Overall, I feel a bit sad for Michael as a man as well. I waited for the lap of honour to see if I could spot signs of him going as he went around the pitch. He had his little one with him and was at the back of the group, largely anonymous despite being the man who led us to a fourth successive season in the third tier for almost forty years. It led me to believe he wasn’t going; if he had been, surely there would have been a wave, something to hint at it being his last swansong. There wasn’t, and perhaps that sums up the relationship he feels he had with fans as much as anything. I hope he didn’t feel that fans wouldn’t want him to say goodbye. Maybe that’s just him, a man who shuns the limelight, who isn’t one for making big, showy statements. Lots of people I spoke to yesterday said how their main issue was a lack of passion in the dugout, a lack of connection with supporters in general. I find that absurd if I’m honest; you don’t get points for jumping up and down on the spot and shouting at people. Anyone who met Michael would have known what a genuine guy he was, driven and motivated, but sadly not everyone could. Even this last week or so, I saw on social media a fan had met him at the training ground and mentioned how surprised he’d been at his warmth, openness and passion. If only that could have been relayed to the supporters en masse, perhaps things would have been different.

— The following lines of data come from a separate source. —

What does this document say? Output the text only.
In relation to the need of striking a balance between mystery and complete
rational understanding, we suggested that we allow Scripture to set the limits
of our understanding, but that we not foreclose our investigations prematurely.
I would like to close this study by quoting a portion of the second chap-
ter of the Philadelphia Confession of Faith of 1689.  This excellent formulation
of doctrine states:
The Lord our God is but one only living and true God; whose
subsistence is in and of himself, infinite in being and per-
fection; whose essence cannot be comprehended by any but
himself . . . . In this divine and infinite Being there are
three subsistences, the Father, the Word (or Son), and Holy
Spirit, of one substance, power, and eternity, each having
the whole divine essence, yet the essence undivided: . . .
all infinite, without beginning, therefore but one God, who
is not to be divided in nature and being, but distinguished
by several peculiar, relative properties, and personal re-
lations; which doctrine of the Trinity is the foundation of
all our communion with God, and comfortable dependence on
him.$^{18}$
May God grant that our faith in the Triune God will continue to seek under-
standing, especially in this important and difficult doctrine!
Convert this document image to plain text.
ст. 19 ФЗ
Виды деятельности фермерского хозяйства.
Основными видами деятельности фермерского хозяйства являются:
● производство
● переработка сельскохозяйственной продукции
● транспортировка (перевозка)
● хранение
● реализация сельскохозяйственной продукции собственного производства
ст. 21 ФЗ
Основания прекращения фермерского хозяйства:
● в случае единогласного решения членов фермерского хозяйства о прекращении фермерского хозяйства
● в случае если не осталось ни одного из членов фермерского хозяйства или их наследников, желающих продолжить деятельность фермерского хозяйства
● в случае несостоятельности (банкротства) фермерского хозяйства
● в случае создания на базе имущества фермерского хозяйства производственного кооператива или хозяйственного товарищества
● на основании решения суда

We don’t know why Michael has gone, not really. There’s rhetoric about different challenges, natural times, the sort of stuff you’d expect from a parting of ways by mutual consent. Ultimately, I think it comes down to that perceived absence of connection, first and foremost. Had Michael been the sort to interact with fans on matchday in the manner many wished, perhaps there might have been more goodwill, less vitriol on social media and maybe that would have stopped the situation from snowballing out of control, as it felt like it did. That’s football though, ifs, buts and maybes. If you work in facts, Michael has gone, and that’s the end of it.

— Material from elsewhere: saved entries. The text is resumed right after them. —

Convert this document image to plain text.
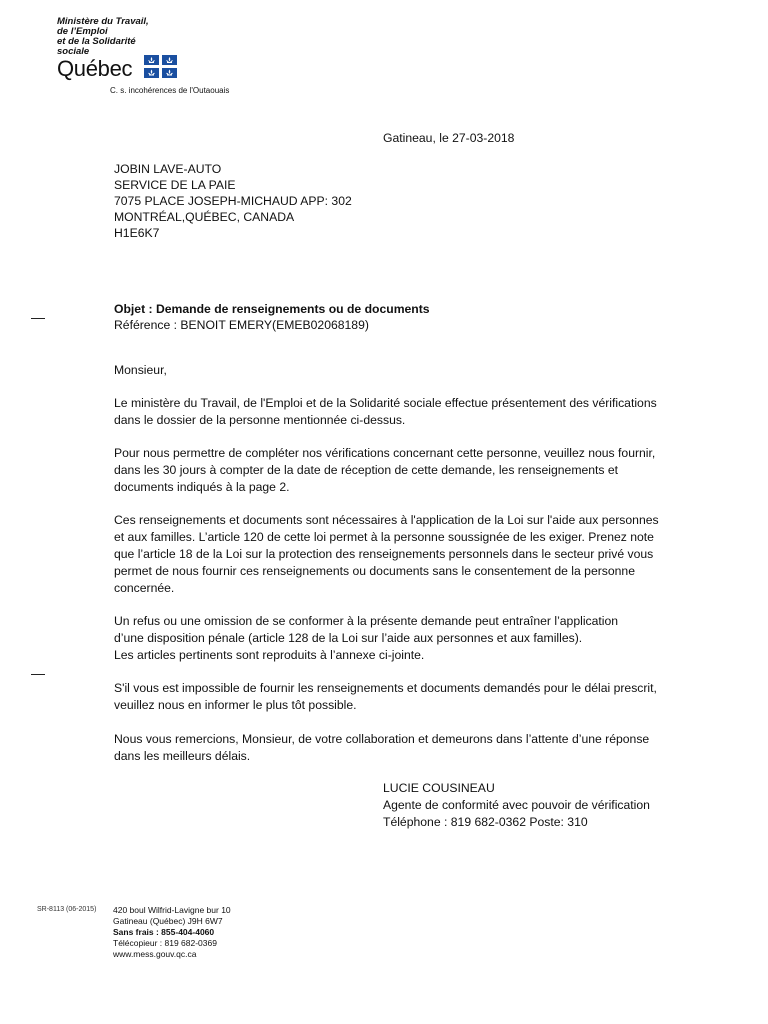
Ministère du Travail,
de l’Emploi
et de la Solidarité
sociale
Québec
C. s. incohérences de l'Outaouais
Gatineau, le 27-03-2018
JOBIN LAVE-AUTO
SERVICE DE LA PAIE
7075 PLACE JOSEPH-MICHAUD APP: 302
MONTRÉAL,QUÉBEC, CANADA
H1E6K7
Objet : Demande de renseignements ou de documents
Référence : BENOIT EMERY(EMEB02068189)
Monsieur,
Le ministère du Travail, de l'Emploi et de la Solidarité sociale effectue présentement des vérifications
dans le dossier de la personne mentionnée ci-dessus.
Pour nous permettre de compléter nos vérifications concernant cette personne, veuillez nous fournir,
dans les 30 jours à compter de la date de réception de cette demande, les renseignements et
documents indiqués à la page 2.
Ces renseignements et documents sont nécessaires à l'application de la Loi sur l'aide aux personnes
et aux familles. L’article 120 de cette loi permet à la personne soussignée de les exiger. Prenez note
que l’article 18 de la Loi sur la protection des renseignements personnels dans le secteur privé vous
permet de nous fournir ces renseignements ou documents sans le consentement de la personne
concernée.
Un refus ou une omission de se conformer à la présente demande peut entraîner l’application
d’une disposition pénale (article 128 de la Loi sur l’aide aux personnes et aux familles).
Les articles pertinents sont reproduits à l’annexe ci-jointe.
S'il vous est impossible de fournir les renseignements et documents demandés pour le délai prescrit,
veuillez nous en informer le plus tôt possible.
Nous vous remercions, Monsieur, de votre collaboration et demeurons dans l’attente d’une réponse
dans les meilleurs délais.
LUCIE COUSINEAU
Agente de conformité avec pouvoir de vérification
Téléphone : 819 682-0362 Poste: 310
SR-8113 (06-2015) 420 boul Wilfrid-Lavigne bur 10
Gatineau (Québec) J9H 6W7
Sans frais : 855-404-4060
Télécopieur : 819 682-0369
www.mess.gouv.qc.ca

I wish him all the best, and that’s genuine. On a personal level, I liked Michael Appleton and I always appreciated how candid he was. He gave me a chance to see us go within a whisker of the second tier, so it wasn’t just Dad telling me about the ghosts Fulham ’82 that whetted my appetitive for a return to that level. Michael gave us some of the very best football we’ve seen at the Bank in a long time, but the pity was we were actually there to see it. He was both blessed and cursed by that Covid-hit season, and that for me will be his legacy, the reason fans look back and recall him fondly. Nobody looks back at Colin Murphy’s reign and goes ’83/84 was poor’, and time will dull the pain of this season’s disappointments. A new man will come in, he’ll take the helm and perhaps he might bring us a fifth season at this level, and a sixth.
I just hope, for his sake and for the sake of the glass half full brigade, that the new manager knows the words to Sweet Caroline. Just to give him a fighting chance.